A typical reaction, courtesy Belgian economist Paul de Grauwe:
He’s not wrong! After all, Shiller warned people about a housing bubble in 2007, while Fama still denies it even existed. (Pity poor Hansen, whose econometric innovations help better measure asset prices and advanced Shiller’s theories but are much harder to articulate.)
But it also gets at why the Nobel committee selected these three—because figuring out the right price for something isn’t easy. Or, as the Nobel committee put it (pdf), “we do not yet have complete and generally accepted explanations for how financial markets function.”
Fama’s famed “efficient market hypothesis” suggested that markets incorporate all available information into pricing, which means their prices aren’t predictable enough to make money on—if you think you know something nobody else knows about a stock, you’re probably wrong (or maybe you work at SAC Capital). Opportunities for arbitrage should disappear quickly, picking stocks is a mug’s game, and investing across the market rather than in specific assets is the best way to profit in the long term.
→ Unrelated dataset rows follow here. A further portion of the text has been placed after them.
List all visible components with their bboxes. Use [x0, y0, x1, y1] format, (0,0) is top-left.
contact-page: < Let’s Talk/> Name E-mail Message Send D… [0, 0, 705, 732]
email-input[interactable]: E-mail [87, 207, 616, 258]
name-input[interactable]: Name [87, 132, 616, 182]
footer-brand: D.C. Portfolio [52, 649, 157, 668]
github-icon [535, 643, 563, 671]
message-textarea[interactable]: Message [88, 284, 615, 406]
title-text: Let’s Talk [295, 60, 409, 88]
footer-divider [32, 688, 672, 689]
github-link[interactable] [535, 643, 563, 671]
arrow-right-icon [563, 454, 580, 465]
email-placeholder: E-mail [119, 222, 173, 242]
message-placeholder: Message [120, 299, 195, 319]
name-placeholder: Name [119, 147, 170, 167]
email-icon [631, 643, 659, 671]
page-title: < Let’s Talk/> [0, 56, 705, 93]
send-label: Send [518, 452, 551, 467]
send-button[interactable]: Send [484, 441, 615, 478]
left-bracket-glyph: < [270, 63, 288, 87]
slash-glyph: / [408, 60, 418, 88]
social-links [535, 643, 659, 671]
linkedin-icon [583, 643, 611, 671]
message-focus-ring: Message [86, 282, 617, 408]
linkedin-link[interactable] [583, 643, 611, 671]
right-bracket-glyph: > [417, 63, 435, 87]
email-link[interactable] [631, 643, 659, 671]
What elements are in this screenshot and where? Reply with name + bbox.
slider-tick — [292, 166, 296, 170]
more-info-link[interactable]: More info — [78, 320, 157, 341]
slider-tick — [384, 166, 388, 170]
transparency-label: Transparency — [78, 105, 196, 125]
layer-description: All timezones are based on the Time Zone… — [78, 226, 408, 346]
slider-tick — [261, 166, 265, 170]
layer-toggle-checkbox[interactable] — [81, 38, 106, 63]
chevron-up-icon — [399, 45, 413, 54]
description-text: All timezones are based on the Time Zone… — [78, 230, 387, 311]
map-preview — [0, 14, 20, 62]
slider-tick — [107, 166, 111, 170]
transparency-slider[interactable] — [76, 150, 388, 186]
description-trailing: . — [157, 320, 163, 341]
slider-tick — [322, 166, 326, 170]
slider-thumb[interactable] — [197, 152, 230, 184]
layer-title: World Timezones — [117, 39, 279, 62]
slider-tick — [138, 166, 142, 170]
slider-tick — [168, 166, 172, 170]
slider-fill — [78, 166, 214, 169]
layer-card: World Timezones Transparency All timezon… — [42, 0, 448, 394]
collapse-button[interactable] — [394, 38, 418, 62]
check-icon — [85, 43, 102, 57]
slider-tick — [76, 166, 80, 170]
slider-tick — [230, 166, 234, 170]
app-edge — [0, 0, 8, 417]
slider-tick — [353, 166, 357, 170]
If you like exchange-traded index funds or have ever thought about how to find “alpha,” thank Fama.
Shiller had other ideas. He saw markets acting positively stupidly, infected by the very human impulses of the people buying and selling. His ideas were the beginning of “behavioral finance.” Fads drove market participants to binge on tech stocks or mortgage bonds even after information emerged about the startups’ lack of profitability or when the default rates on home loans were too high. If you see bubbles everywhere you look, thank Shiller.
One good way to look at the debate is the positively Hegelian approach of fellow economics laureate Paul Krugman: “Fama’s work on efficient markets was essential in setting up the benchmark against which alternatives had to be tested; Shiller did more than anyone else to codify the ways the efficient market hypothesis fails in practice.”
Indeed, what’s notable is that for all his time spent identifying market failings, Shiller’s solution was to build a better market. He co-created the Case-Shiller Home Price index, the first data set that allowed anyone to see trends in US real-estate sales. The index introduces more information to the markets, and more importantly, could allow homeowners—and for many US families, homes are the largest asset they own—to hedge against future housing bubbles. That development would make markets much more efficient.
*Technically, the Sveriges Riksbank Prize in Economic Sciences in Memory of Alfred Nobel.